Let’s check what happens in case any exception has occurred. We will modify the Configure method and throw an exception instead of showing “Hello World”.

  1. // This method gets called by the runtime. Use this method to configure the HTTP request pipeline.
  2.     public void Configure(IApplicationBuilder app, IHostingEnvironment env, ILoggerFactory loggerFactory)
  3.     {
  4.       loggerFactory.AddConsole();
  5.       if (env.IsDevelopment())
  6.       {
  7.         app.UseDeveloperExceptionPage();
  8.       }
  9.       app.Run(async (context) =>
  10.       {
  11.         throw new Exception(“Test Dev Exception Page”);
  12.       });
  13.       //app.Run(async (context) =>
  14.       //{
  15.       //  await context.Response.WriteAsync(“Hello World!”);
  16.       //});
  17.     }

Since we have already configured the request pipeline to show the details of the exception on the developer’s exception page, we should ideally see one. Thus, run the Application and an exception is thrown, since we are throwing exception knowingly, continue with the exception by pressing F5 and we see a developer’s exception page, as shown below.

ASP.Net Core

Since this is a developer’s exception page, it will only be shown during development and not when the Application is in production.

If we navigate to the Debug tab inside project properties, as shown below.

ASP.Net Core

We find an environment variable named ASPNETCORE_ENVIRONMENT set to “Development” ASP.NET Core refers a unique environment variable and hosting environment to maintain the environment an Application is currently running in. It could be set to one of the three conventional values. That are Development, Staging and Production, but the good thing is that we can add our own also.

These values can be accessed programmatically and we make use of IHostingEnvironment Service.

ASP.Net Core

From env variable, one can access all the information related to hosting environment, as shown below.

ASP.Net Core

Since we needed to have developer’s exception page is shown when an app is in development mode, we used the UsedeveloperExceptionPage, else we would have catched the exception or logged it, and to do so, ASP.NET Core also provides a middle ware i.e. an exception handler middleware. One can pass the parameters to UseExceptionHandler() method for e.g. to show a user friendly error page.

ASP.Net Core

For now, let’s stick to our default implementation.

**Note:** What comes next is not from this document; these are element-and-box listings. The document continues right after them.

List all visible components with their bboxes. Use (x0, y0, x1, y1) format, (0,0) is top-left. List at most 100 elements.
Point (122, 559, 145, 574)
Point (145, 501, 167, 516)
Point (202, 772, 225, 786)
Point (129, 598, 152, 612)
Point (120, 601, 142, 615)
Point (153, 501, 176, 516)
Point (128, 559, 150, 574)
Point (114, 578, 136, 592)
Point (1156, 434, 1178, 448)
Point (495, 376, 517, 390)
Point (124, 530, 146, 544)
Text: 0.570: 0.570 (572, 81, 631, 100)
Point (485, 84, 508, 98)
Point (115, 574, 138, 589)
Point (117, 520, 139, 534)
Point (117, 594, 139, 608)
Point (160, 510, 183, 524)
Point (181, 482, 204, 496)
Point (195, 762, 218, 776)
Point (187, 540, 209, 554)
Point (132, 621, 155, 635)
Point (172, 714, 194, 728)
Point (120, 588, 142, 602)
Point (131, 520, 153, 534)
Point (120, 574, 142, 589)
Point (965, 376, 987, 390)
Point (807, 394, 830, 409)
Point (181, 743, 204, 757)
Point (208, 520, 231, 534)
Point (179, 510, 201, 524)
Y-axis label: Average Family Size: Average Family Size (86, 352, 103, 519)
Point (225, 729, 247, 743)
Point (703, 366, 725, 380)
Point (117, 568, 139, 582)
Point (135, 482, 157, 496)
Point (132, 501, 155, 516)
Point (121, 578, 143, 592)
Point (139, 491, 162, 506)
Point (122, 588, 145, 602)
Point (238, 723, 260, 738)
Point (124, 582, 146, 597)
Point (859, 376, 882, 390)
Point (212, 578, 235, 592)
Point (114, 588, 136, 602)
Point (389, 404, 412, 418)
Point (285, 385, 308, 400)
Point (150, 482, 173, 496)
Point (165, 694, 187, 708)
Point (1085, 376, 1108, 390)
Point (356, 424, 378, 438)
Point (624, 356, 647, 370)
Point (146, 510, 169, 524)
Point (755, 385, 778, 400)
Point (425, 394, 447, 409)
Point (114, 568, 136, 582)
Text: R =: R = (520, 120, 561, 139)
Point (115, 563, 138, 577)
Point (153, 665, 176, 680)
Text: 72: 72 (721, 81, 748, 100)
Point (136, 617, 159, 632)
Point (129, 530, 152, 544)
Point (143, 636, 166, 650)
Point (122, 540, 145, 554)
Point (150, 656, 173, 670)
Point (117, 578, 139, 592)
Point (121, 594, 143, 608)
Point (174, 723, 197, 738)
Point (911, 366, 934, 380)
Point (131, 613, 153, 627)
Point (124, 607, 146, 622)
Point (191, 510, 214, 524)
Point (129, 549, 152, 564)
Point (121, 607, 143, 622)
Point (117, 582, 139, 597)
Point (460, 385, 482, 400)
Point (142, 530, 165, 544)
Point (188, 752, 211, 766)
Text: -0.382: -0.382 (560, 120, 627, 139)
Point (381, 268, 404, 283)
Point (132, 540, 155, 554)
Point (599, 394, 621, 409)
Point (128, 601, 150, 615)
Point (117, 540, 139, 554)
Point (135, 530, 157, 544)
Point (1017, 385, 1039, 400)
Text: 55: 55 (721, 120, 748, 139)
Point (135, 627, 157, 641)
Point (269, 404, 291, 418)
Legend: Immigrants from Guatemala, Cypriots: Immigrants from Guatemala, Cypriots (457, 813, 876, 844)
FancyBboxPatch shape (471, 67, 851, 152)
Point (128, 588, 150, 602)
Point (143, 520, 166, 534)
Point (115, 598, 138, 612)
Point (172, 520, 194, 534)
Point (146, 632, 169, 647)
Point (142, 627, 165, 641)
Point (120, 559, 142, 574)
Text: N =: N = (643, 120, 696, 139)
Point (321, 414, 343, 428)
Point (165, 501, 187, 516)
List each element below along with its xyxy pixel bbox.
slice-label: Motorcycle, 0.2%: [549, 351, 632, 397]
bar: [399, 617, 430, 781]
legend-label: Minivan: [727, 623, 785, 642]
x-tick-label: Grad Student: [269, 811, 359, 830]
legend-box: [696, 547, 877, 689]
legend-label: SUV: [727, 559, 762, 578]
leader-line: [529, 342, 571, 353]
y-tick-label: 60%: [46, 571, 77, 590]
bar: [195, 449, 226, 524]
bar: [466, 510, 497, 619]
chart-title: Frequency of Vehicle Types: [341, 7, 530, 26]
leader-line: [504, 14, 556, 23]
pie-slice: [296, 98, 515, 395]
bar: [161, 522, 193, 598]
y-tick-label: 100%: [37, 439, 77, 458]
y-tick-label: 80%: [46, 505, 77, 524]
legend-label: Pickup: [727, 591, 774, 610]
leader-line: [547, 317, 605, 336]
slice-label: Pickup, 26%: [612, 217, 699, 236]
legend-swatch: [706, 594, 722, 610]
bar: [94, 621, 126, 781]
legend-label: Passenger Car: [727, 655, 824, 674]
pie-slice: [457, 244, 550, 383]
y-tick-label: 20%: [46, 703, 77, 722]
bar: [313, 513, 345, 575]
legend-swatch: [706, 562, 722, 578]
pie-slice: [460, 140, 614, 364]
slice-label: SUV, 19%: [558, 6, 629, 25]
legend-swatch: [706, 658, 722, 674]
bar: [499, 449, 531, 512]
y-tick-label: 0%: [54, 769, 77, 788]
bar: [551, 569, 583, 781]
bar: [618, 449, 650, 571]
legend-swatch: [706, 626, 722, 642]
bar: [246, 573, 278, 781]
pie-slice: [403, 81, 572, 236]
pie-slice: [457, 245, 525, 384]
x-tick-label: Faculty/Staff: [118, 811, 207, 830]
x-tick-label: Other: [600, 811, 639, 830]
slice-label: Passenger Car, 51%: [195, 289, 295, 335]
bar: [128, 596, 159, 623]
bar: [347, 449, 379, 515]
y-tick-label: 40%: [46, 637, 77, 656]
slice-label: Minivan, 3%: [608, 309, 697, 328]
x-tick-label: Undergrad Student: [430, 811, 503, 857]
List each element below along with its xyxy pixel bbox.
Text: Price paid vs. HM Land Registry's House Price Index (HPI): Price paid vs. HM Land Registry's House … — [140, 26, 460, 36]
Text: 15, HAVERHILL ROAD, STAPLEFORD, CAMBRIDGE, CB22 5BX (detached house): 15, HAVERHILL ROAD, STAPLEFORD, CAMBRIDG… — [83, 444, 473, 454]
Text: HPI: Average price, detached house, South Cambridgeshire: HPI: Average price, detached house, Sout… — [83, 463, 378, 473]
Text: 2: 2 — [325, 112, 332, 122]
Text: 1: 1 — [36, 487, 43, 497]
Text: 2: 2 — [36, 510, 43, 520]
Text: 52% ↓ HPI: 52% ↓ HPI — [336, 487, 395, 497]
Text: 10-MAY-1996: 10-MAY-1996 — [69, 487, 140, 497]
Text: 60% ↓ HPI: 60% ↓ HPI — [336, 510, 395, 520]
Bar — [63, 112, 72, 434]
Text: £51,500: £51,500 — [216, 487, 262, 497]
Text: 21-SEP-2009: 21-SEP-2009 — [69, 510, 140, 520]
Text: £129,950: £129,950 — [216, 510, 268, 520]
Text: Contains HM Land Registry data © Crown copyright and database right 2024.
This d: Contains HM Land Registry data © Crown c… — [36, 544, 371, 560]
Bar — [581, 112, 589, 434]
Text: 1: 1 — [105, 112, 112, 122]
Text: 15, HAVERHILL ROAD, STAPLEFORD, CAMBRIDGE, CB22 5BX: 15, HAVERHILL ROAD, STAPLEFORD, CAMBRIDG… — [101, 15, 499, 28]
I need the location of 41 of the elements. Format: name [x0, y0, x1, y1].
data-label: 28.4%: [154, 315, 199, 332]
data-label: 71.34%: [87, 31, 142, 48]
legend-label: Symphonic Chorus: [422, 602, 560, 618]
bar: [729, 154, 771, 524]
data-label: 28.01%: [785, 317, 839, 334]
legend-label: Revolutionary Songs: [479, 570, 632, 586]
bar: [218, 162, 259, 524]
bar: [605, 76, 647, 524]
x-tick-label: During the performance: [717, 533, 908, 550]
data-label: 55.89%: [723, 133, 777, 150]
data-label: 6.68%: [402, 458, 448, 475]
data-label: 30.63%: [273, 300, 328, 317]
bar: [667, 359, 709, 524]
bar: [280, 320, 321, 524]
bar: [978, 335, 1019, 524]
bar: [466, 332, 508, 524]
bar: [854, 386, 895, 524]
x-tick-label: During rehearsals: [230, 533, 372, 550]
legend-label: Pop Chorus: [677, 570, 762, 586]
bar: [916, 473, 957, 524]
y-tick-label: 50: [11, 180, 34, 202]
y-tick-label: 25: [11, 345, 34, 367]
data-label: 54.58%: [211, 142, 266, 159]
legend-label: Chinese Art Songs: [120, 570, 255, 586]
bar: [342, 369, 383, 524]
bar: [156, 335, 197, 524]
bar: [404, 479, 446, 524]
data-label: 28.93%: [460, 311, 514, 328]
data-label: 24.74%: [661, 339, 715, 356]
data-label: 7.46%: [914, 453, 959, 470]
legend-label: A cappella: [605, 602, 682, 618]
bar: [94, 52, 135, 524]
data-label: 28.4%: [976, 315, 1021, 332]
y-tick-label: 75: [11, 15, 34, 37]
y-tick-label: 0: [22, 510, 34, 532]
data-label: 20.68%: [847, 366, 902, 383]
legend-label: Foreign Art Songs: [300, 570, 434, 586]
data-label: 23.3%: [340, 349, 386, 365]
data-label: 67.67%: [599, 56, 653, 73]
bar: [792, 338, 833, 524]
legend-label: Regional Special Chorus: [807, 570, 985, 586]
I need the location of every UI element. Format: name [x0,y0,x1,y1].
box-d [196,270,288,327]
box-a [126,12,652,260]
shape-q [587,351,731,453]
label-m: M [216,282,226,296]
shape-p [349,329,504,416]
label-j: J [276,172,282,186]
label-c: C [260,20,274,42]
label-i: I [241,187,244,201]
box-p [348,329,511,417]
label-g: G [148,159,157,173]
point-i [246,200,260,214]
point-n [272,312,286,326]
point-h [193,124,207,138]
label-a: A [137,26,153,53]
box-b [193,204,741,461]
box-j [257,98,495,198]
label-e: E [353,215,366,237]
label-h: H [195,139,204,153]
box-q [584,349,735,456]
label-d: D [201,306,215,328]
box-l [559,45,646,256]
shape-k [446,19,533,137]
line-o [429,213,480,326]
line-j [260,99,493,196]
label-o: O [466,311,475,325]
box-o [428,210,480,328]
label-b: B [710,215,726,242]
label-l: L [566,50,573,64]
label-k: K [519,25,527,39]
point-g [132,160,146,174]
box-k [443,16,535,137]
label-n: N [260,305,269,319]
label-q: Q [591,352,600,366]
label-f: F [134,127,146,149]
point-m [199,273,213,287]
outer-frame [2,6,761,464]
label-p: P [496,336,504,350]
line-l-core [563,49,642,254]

Let’s try to change the development environment to production.

ASP.Net Core

Now, run the Application. We get a friendly error page, which can be made more meaningful, when a parameter is passed to UseExceptionHandler() method.

ASP.Net Core

Now, to check the exception here, open the developers tool i.e. press F12 on the page. In the console, we see the exception has been thrown twice.

ASP.Net Core

One for the favorite icon and another one that was expected from the application. That means that exception handler middleware also logs the exception, so which part is responsible for logging the exception. Back to Configure method, we see the ILoggerFactory injected by default, and that is responsible for logging the exception. We’ll cover this topic in detail in later parts of the series.


In this article, we learned about how to get started with ASP.NET Core. We learnt that ASP.NET Core is open source and made to build cross platform Cloud based internet Applications. We figured out how it is different from a complete .NET Framework. We also explored how to install and create a basic Service Application with an ASP.NET Core and explored what are request pipelines and middleware. We also learnt about how to configure the request pipeline through middleware and got some interesting insights of an ASP.NET Core.